16 kwietnia Parlament Europejski odrzucił propozycję zawieszenia aukcji części pozwoleń na emisję CO2, co w zamyśle Komisji Europejskiej ma podnieść ich niską obecnie cenę i zmobilizować firmy do zielonych inwestycji. KE nie wycofała jednak swojej propozycji i wróciła ona do komisji PE ds. środowiska. Komisja PE ma głosować nad propozycją 19 czerwca, a głosowanie plenarne możliwe jest w pierwszym tygodniu lipca.
"Stanowisko Polski jeśli chodzi o tę administracyjną interwencję w rynek uprawnień się nie zmieniło, jesteśmy oczywiście przeciwni tej propozycji. Jestem trochę zdziwiony, że Parlament (Europejski) znowu wraca do decyzji, którą już raz podjął" - powiedział dziennikarzom w Brukseli Korolec.
Minister spotyka się w środę z przedstawicielami grup politycznych w komisji PE ds. środowiska. "Będę z nimi rozmawiał i przekonywał do tego, że taka administracyjna interwencja w rynek jest szkodliwa dla polityki klimatycznej, szkodliwa dla cen energii w Europie i burząca consensus, który został osiągnięty w 2008 r." - zaznaczył.
Jego zdaniem, nie ma szans na to, by propozycja opóźnienia aukcji części pozwoleń na emisję CO2 weszła w życie w tym roku, ponieważ w jej sprawie odpowiednie decyzje muszą też podjąć ministrowie środowiska. Gdyby miałoby to nastąpić w przyszłym roku, to KE - zdaniem Korolca - powinna wykonać kolejne studium wpływu nowych przepisów. Ponadto, zdaniem ministra, KE wybrała bardzo zły moment na przyjęcie przepisów.

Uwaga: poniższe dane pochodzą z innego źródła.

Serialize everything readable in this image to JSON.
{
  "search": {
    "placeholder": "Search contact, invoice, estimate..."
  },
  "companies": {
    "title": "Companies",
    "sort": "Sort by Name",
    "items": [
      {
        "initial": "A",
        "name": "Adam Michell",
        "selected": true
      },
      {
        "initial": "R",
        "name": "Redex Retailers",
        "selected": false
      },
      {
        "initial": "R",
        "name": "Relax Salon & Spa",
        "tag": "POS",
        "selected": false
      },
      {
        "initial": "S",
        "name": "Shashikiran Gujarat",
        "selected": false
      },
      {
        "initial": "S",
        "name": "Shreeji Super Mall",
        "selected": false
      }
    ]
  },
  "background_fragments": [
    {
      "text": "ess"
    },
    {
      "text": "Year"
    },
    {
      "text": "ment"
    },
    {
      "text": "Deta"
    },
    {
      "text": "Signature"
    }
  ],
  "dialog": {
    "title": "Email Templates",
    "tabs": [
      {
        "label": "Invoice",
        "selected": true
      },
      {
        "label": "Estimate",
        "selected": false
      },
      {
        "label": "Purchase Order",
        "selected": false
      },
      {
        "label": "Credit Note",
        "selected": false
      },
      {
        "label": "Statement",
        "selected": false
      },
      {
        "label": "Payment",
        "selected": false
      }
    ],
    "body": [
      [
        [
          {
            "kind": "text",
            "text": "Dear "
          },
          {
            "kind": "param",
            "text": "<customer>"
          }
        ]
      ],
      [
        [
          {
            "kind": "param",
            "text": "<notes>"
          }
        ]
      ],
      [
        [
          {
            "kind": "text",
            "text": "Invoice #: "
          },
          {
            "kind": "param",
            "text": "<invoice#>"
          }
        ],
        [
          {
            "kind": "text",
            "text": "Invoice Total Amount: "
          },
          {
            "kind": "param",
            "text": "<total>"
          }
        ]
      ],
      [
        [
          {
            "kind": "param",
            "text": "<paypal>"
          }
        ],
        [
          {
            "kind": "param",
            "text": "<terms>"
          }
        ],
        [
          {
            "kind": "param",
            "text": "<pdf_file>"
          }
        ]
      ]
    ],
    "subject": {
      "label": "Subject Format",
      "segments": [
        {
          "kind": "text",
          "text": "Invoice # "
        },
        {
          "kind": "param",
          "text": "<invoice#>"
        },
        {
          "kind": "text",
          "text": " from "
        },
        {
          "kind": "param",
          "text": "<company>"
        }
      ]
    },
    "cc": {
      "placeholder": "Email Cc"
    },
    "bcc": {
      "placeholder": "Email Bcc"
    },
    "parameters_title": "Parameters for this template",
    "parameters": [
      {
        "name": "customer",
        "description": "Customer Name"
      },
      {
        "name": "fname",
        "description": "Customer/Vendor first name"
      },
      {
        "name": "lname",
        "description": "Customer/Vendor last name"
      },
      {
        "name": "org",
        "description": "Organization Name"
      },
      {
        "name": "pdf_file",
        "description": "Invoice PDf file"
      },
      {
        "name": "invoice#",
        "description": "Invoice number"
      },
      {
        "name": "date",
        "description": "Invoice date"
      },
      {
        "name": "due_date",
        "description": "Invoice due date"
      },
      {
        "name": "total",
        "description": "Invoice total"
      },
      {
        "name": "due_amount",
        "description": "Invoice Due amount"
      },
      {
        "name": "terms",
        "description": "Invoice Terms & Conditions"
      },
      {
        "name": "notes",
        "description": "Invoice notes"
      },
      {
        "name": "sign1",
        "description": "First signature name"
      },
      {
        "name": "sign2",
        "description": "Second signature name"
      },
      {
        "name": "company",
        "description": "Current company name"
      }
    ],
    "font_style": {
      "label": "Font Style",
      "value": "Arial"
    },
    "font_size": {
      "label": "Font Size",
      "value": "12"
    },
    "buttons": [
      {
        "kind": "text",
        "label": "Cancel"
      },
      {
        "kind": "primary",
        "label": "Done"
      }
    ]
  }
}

"W przyszłym roku są wybory do Parlamentu Europejskiego, będzie nowa Komisja (Europejska), wszystkie nowe dyskusje klimatyczne powinny być podejmowane w nowej rzeczywistości politycznej, czyli przez nowy PE, a propozycje powinny wychodzić z nowej KE po maju przyszłego roku" - podkreślił Korolec.
Pytany o los propozycji, gdy PE poprze ją w głosowaniu, odparł: "Nie wiem ile razy parlamentarzyści pozwolą sobie na taką trochę szopkę, żeby jeszcze raz głosować to, co już raz zdecydowali". "Natomiast jeśli chodzi o poziom rady ministrów, dzisiaj nie widzę takiej możliwości (poparcia propozycji KE - PAP). Przeciwko tej propozycji jest Hiszpania, cały szereg innych państw, państwa niezdecydowane liczą się jako państwa przeciwne, w związku z tym Komisja musiałaby uzyskać pozytywne wsparcie od większości państw. Dzisiaj takiej sytuacji nie widzę" - podsumował szef polskiego resortu środowiska.
KE zaproponowała w ubiegłym roku zawieszenie aukcji 900 mln pozwoleń na emisję CO2 w latach 2013-2015 (tzw. backloading). O tyle samo miałaby być zwiększona liczba pozwoleń w kolejnych latach do 2020 r. KE nie wykluczała jednak dalszych propozycji, polegających na trwałym usunięciu tych pozwoleń z unijnego rynku handlu emisjami CO2 (ETS). Ingerencji na rynku ETS sprzeciwia się Polska.
Pod koniec ubiegłego roku Korolec przedstawił w Brukseli analizę, która wskazywała na możliwą stratę ok. 1 mld euro przychodów budżetowych w latach 2013-20 na skutek zawieszenia aukcji 900 mln pozwoleń. Ponadto obawy Polski i innych krajów budzi upoważnienie KE do dostosowywania harmonogramu aukcji pozwoleń.